Ukraine under assault on two fronts: Donetsk, and gas
Pro-Russian rebels have launched an all-out attack in an effort to retake Donetsk airport, Ukrainian media reported Thursday, further undermining the fragile ceasefire that has been in place for the last month.
The ceasefire has been repeatedly violated in generally low-level skirmishes during the last few weeks, leading NATO general Philip Breedlove to describe it as existing “in name only”, but exchanges have intensified in recent days after signs that the political divisions between Russia and the West are hardening and both sides preparing for a lengthy chill in relations.

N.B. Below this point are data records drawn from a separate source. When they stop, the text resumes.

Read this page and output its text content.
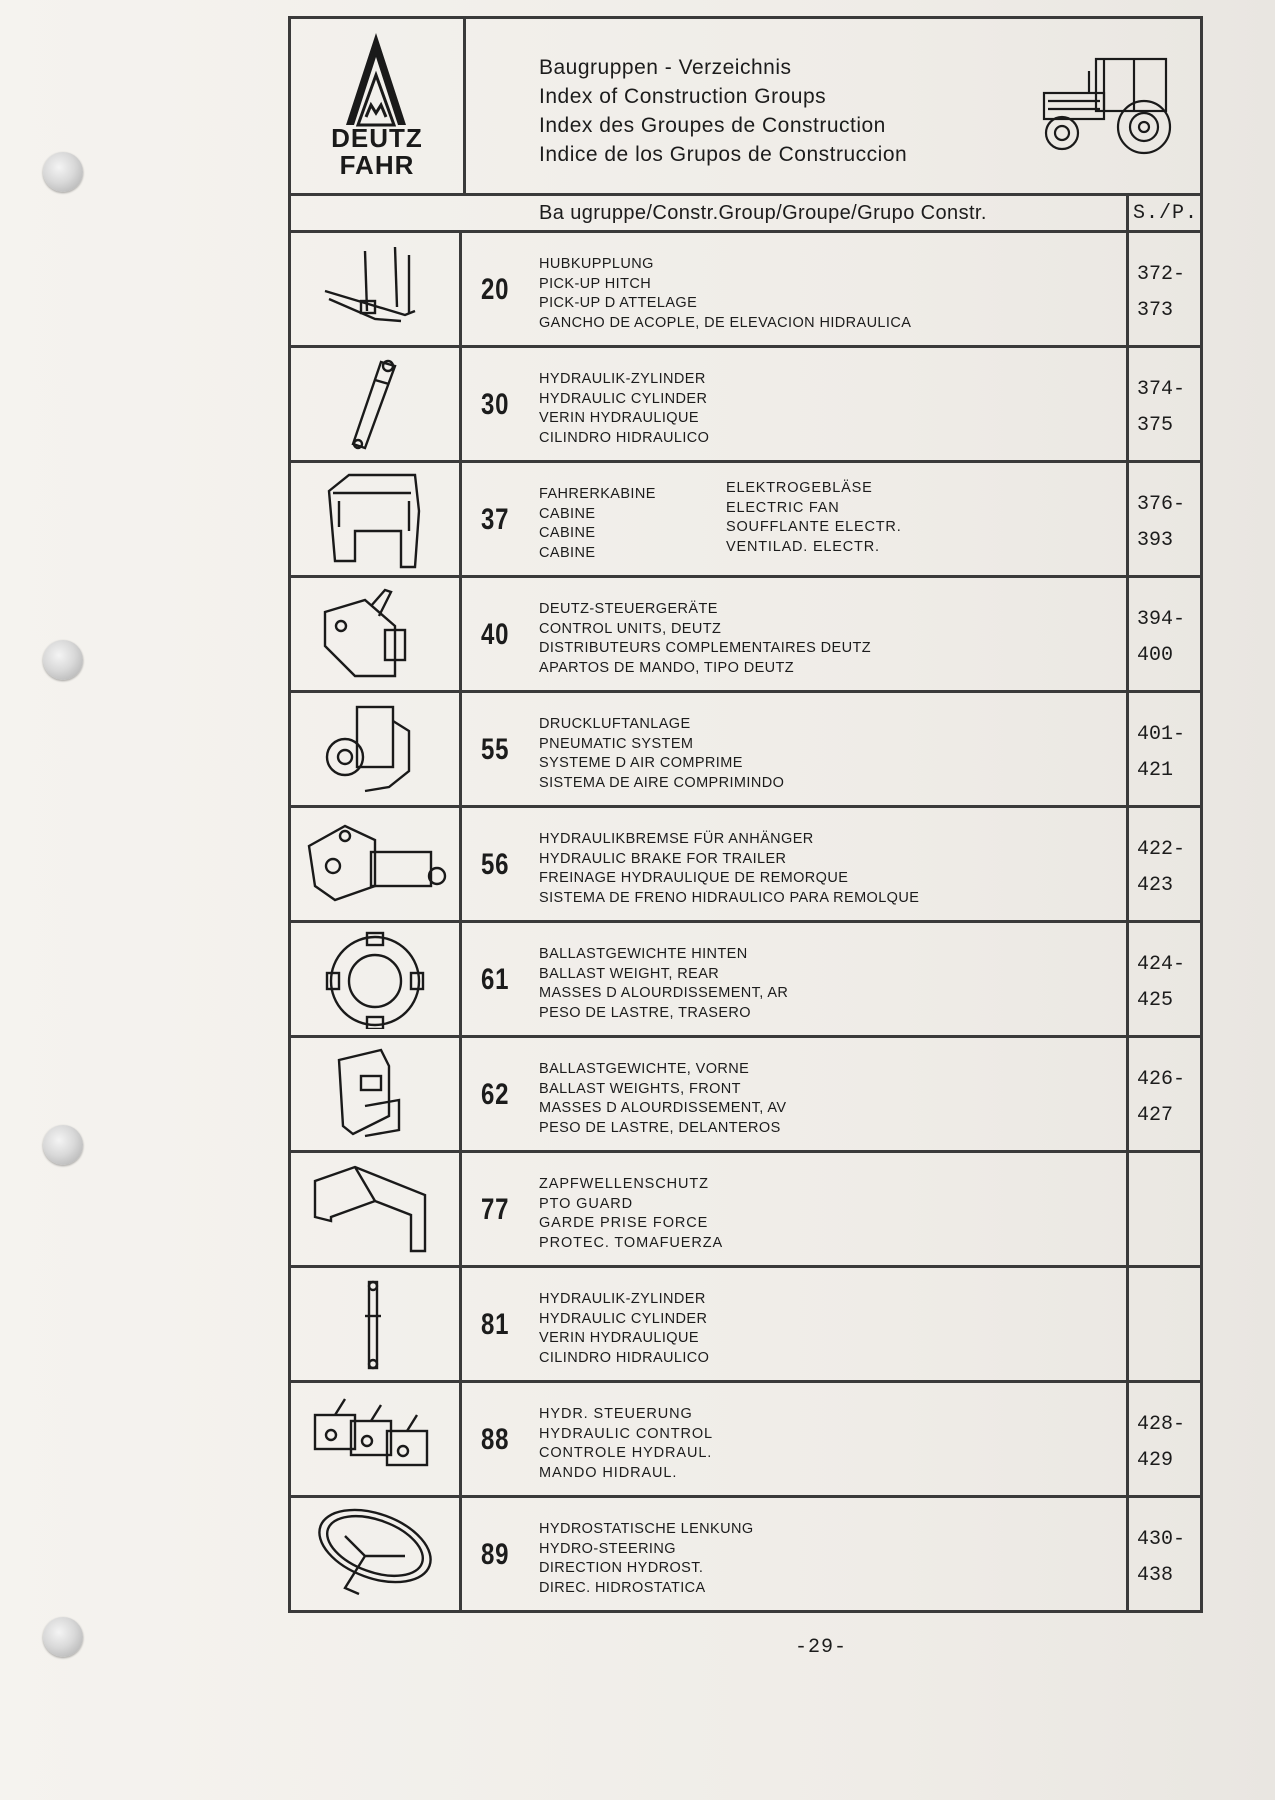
DEUTZ
FAHR
Baugruppen - Verzeichnis
Index of Construction Groups
Index des Groupes de Construction
Indice de los Grupos de Construccion
Ba ugruppe/Constr.Group/Groupe/Grupo Constr.	S./P.
20
HUBKUPPLUNG
PICK-UP HITCH
PICK-UP D ATTELAGE
GANCHO DE ACOPLE, DE ELEVACION HIDRAULICA
372-
373
30
HYDRAULIK-ZYLINDER
HYDRAULIC CYLINDER
VERIN HYDRAULIQUE
CILINDRO HIDRAULICO
374-
375
37
FAHRERKABINE
CABINE
CABINE
CABINE
ELEKTROGEBLÄSE
ELECTRIC FAN
SOUFFLANTE ELECTR.
VENTILAD. ELECTR.
376-
393
40
DEUTZ-STEUERGERÄTE
CONTROL UNITS, DEUTZ
DISTRIBUTEURS COMPLEMENTAIRES DEUTZ
APARTOS DE MANDO, TIPO DEUTZ
394-
400
55
DRUCKLUFTANLAGE
PNEUMATIC SYSTEM
SYSTEME D AIR COMPRIME
SISTEMA DE AIRE COMPRIMINDO
401-
421
56
HYDRAULIKBREMSE FÜR ANHÄNGER
HYDRAULIC BRAKE FOR TRAILER
FREINAGE HYDRAULIQUE DE REMORQUE
SISTEMA DE FRENO HIDRAULICO PARA REMOLQUE
422-
423
61
BALLASTGEWICHTE HINTEN
BALLAST WEIGHT, REAR
MASSES D ALOURDISSEMENT, AR
PESO DE LASTRE, TRASERO
424-
425
62
BALLASTGEWICHTE, VORNE
BALLAST WEIGHTS, FRONT
MASSES D ALOURDISSEMENT, AV
PESO DE LASTRE, DELANTEROS
426-
427
77
ZAPFWELLENSCHUTZ
PTO GUARD
GARDE PRISE FORCE
PROTEC. TOMAFUERZA
81
HYDRAULIK-ZYLINDER
HYDRAULIC CYLINDER
VERIN HYDRAULIQUE
CILINDRO HIDRAULICO
88
HYDR. STEUERUNG
HYDRAULIC CONTROL
CONTROLE HYDRAUL.
MANDO HIDRAUL.
428-
429
89
HYDROSTATISCHE LENKUNG
HYDRO-STEERING
DIRECTION HYDROST.
DIREC. HIDROSTATICA
430-
438
-29-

The Ukrainian military is desperate not to give up control of the airport, which is one of its last levers of control over the area directly around Donetsk, the center of the rebellion.
But control of the airport arguably isn’t the most important issue facing Ukraine right now. More important is the economic collapse that is staring it in the face. The World Bank now expects the economy to shrink by at least 8% this year, significantly more than the International Monetary Fund assumed when it agreed to lend the country $17 billion back in April to support the transition of power after the ousting of President Viktor Yanukovych.
The onset of now winter is putting Kyiv under increasingly intense pressure to negotiate a settlement with Russia over unpaid deliveries of natural gas. State-owned gas company Naftogaz hasn’t got anywhere near the $5.2 billion that Russia’s OAO Gazprom says it owes. Naftogaz claims it only owes $3.1 billion and the two sides are thrashing it out at an arbitration court in Stockholm.
Whatever the court decides, Gazprom wants at least $2 billion to be repaid this month before it agrees to restore supplies.
Naftogaz narrowly avoided defaulting on investors this week, just about scraping together the $1.6 billion it needed to repay international bonds that fell due Oct. 1.. The avoidance of default will make it easier for official creditors such as the International Monetary Fund and European Union to continue supporting Ukraine’s battered economy with loans. However, the next dollop of IMF money isn’t likely to come before December.
Gazprom meanwhile has been putting the squeeze on the E.U. in an attempt to make Kyiv see sense. In recent weeks, it has been cutting deliveries to countries such as Poland and Slovakia that have “reversed” Russian gas into the Ukrainian pipeline system, in efforts to stop it running down its dwindling reserves.
The E.U., which gets around a quarter of its natural gas from Russia, has responded to that pressure by reportedly urging Kyiv to accept Gazprom’s offer to sell it gas at a “discounted” level of $385 per 1,000 cubic meters for the next six months.